Google Quality & Removal for Hidden Text


Deindexed!
Deindexed!

Recently a shop owner contacted us with an email from Google for a quality violation. The nature of this violation was spam, specifically hidden text. This website was NOT setup in Google’s webmaster tools, but Google managed to send an email to the site owners using normal contact addresses such as info and webmaster.

Exactly what hidden text is and why is it spam?

Hidden text can occur for many reasons, most are in no way malicious. Text can be same color text and background, hidden in html commenting, stuffed in to alts and titles and hidden with numerous CSS styles. All of the common findings of hidden text, malicious or not are a violation of Google’s quality guidelines for hidden text. Hidden text is simply text the search engines can see, but human visitors cannot.

In this particular case the text was injected by a third party through a software vulnerability. The email from Google contained a sample of the offending text and the procedure to recover. I will post the edited letter below…. But Google sent this letter with another message. Removal, on the same day this letter arrived the entire site (4k +) pages was completely removed from the index.

So the procedure is to secure the vulnerability, clean up and quarantine affected files check it thoroughly for ANY quality violation and request that Google review and reconsider indexing the site.

Subject: Removal from Google’s Index

Dear site owner or webmaster of examplesite.com,

While we were indexing your webpages, we detected that some of your pages were using techniques that are outside our quality guidelines, which can be found here: http://www.google.com/support/webmasters/bin/answer.py?answer=35769&hl=en. This appears to be because your site has been modified by a third party. Typically, the offending party gains access to an insecure directory that has open permissions. Many times, they will upload files or modify existing ones, which then show up as spam in our index.

The following is some example hidden text we found at http://examplesite.com/:

Lorem ipsum dolor sit amet, consectetuer adipiscing elit, sed diam nonummy nibh euismod tincidunt ut laoreet dolore magna aliquam erat volutpat. Ut wisi enim ad minim veniam, quis nostrud exerci tatio.

In order to preserve the quality of our search engine, pages from examplesite.com are scheduled to be removed temporarily from our search results for at least 30 days.

We would prefer to keep your pages in Google’s index. If you wish to be reconsidered, please correct or remove all pages (may not be limited to the examples provided) that are outside our quality guidelines. One potential remedy is to contact your web host technical support for assistance. For more information about security for webmasters, see http://googlewebmastercentral.blogspot.com/2008/04/my-sites-been-hacked-now-what.html. When such changes have been made, please visit https://www.google.com/webmasters/tools/reconsideration?hl=en to learn more and submit your site for reconsideration.

Sincerely,
Google Search Quality Team

Note: if you have an account in Google’s Webmaster Tools, you can verify the authenticity of this message by logging into https://www.google.com/webmasters/tools/siteoverview?hl=en and going to the Message Center.

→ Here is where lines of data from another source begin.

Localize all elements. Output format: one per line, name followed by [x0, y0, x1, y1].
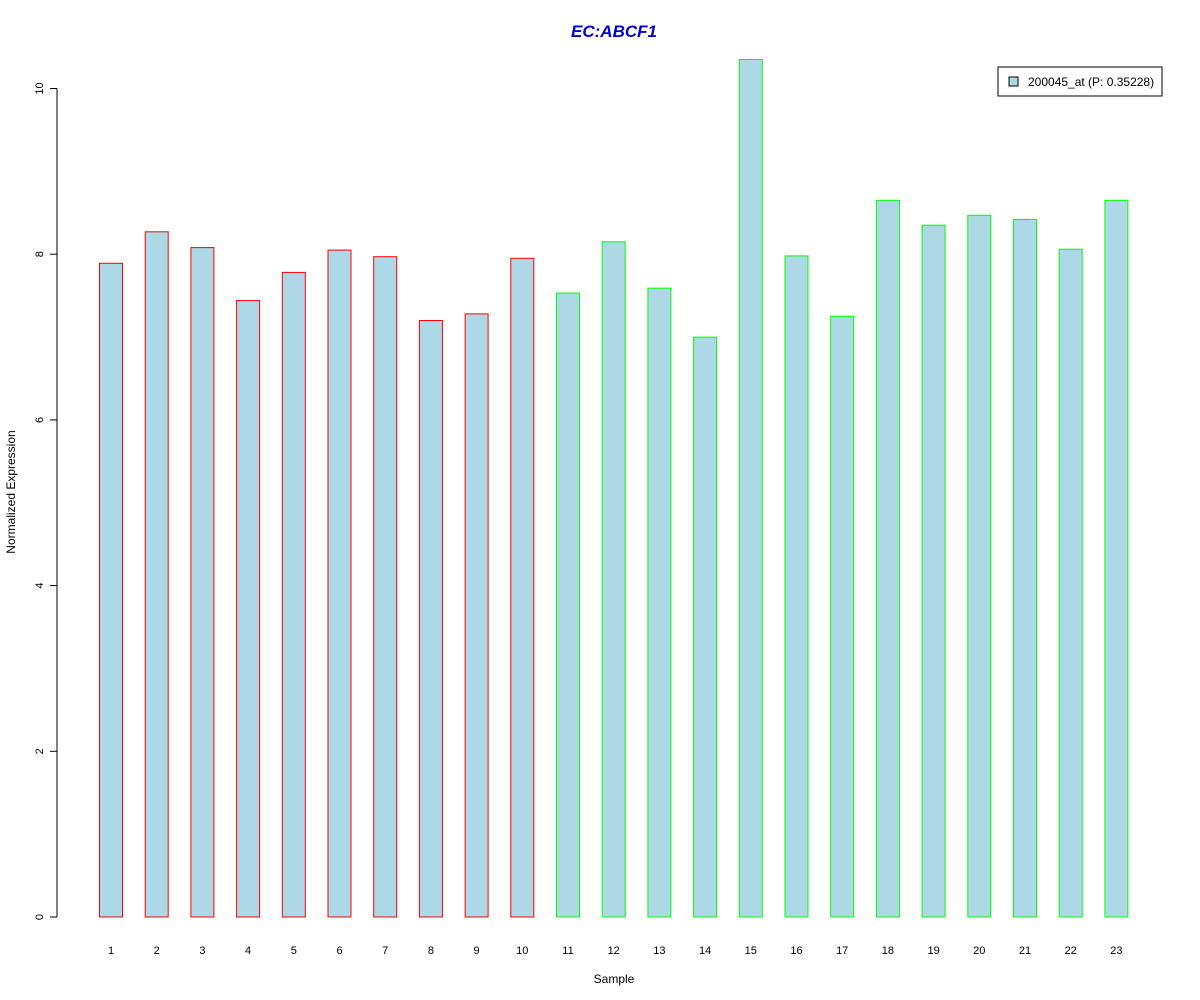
bar-sample-22: [1058, 248, 1083, 918]
chart-title: EC:ABCF1: [571, 22, 657, 41]
y-axis-label: Normalized Expression: [4, 430, 18, 553]
legend-swatch: [1008, 76, 1019, 87]
x-tick-label: 23: [1110, 945, 1122, 957]
x-tick-label: 5: [291, 945, 297, 957]
bar-sample-9: [464, 313, 489, 918]
bars: [99, 59, 1129, 918]
bar-sample-5: [281, 271, 306, 918]
x-axis-label: Sample: [594, 972, 635, 986]
x-tick-label: 10: [516, 945, 528, 957]
bar-sample-6: [327, 249, 352, 918]
x-tick-label: 9: [474, 945, 480, 957]
bar-sample-16: [784, 255, 809, 918]
bar-sample-2: [144, 231, 169, 918]
x-tick-label: 18: [882, 945, 894, 957]
x-tick-label: 19: [927, 945, 939, 957]
bar-sample-8: [418, 320, 443, 918]
bar-sample-18: [875, 199, 900, 918]
legend-label: 200045_at (P: 0.35228): [1028, 75, 1154, 89]
x-tick-label: 11: [562, 945, 573, 957]
bar-sample-3: [190, 247, 215, 918]
y-tick-label: 8: [34, 251, 46, 257]
x-tick-label: 21: [1019, 945, 1031, 957]
x-tick-labels: 1 2 3 4 5 6 7 8 9 10 11 12 13 14 15 16 17 18 19 20 21 22 23: [108, 945, 1123, 957]
x-tick-label: 1: [108, 945, 114, 957]
x-tick-label: 16: [790, 945, 802, 957]
x-tick-label: 13: [653, 945, 665, 957]
legend-box: [997, 66, 1163, 97]
bar-sample-21: [1013, 218, 1037, 918]
x-tick-label: 14: [699, 945, 711, 957]
x-tick-label: 20: [973, 945, 985, 957]
bar-sample-17: [830, 315, 855, 918]
bar-sample-15: [738, 59, 763, 918]
bar-sample-4: [236, 300, 261, 918]
y-tick-label: 10: [34, 82, 46, 94]
bar-sample-11: [556, 292, 580, 918]
bar-sample-20: [967, 214, 992, 918]
x-tick-label: 17: [836, 945, 848, 957]
bar-sample-1: [99, 262, 123, 918]
bar-sample-7: [373, 256, 398, 918]
x-tick-label: 15: [745, 945, 757, 957]
y-axis: 0 2 4 6 8 10: [34, 82, 58, 920]
bar-sample-13: [647, 287, 672, 918]
bar-sample-12: [601, 241, 626, 918]
legend: 200045_at (P: 0.35228): [997, 66, 1163, 97]
y-tick-label: 6: [34, 417, 46, 423]
x-tick-label: 12: [608, 945, 620, 957]
x-tick-label: 3: [199, 945, 205, 957]
bar-sample-23: [1104, 199, 1129, 918]
x-tick-label: 4: [245, 945, 251, 957]
y-tick-label: 4: [34, 583, 46, 589]
bar-sample-10: [510, 257, 535, 918]
x-tick-label: 8: [428, 945, 434, 957]
x-tick-label: 7: [382, 945, 388, 957]
bar-sample-14: [693, 336, 718, 918]
y-tick-label: 0: [34, 914, 46, 920]
x-tick-label: 22: [1065, 945, 1077, 957]
y-tick-label: 2: [34, 748, 46, 754]
x-tick-label: 6: [336, 945, 342, 957]
bar-sample-19: [921, 224, 946, 918]
x-tick-label: 2: [154, 945, 160, 957]
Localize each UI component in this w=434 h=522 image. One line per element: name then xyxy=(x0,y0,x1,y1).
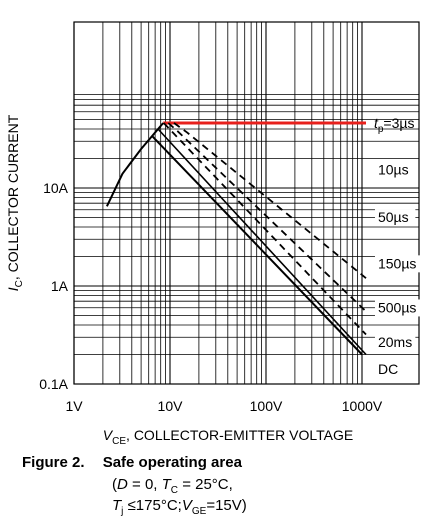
curve-label-bg xyxy=(374,299,424,317)
x-tick-label: 1000V xyxy=(342,398,383,414)
curve-label: 150µs xyxy=(378,255,416,271)
soa-curve-10s xyxy=(173,122,367,279)
curve-label: 10µs xyxy=(378,162,409,178)
curve-label: 20ms xyxy=(378,334,412,350)
x-tick-label: 100V xyxy=(250,398,283,414)
curve-label-bg xyxy=(374,333,416,351)
y-tick-label: 10A xyxy=(43,180,69,196)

So what does this mean for you?

Is all of the software on your site and hosting current? Are you an easy target to be hacked?

You see, the cost of keeping your software up to date is part of the cost of doing business…. It is also inevitably cheaper than paying for the lost sales, cleanup and re inclusion request instead.

Many times when discussing the status of their software with site owners I am met with the “we cannot afford it” rebuttal… Ask yourself this… Can you afford all of this? Worse yet, can you afford to be fined tens of thousands of dollars by the credit card companies for failure to maintain PCI compliance?

Just like anything else…. You get back what you put in. If you never change your oil, your car will have much higher maintenance costs and downtime. This is just common business sense, right?

For those who wondered… Google located this and moved on it with full removal within 3 days of the hack!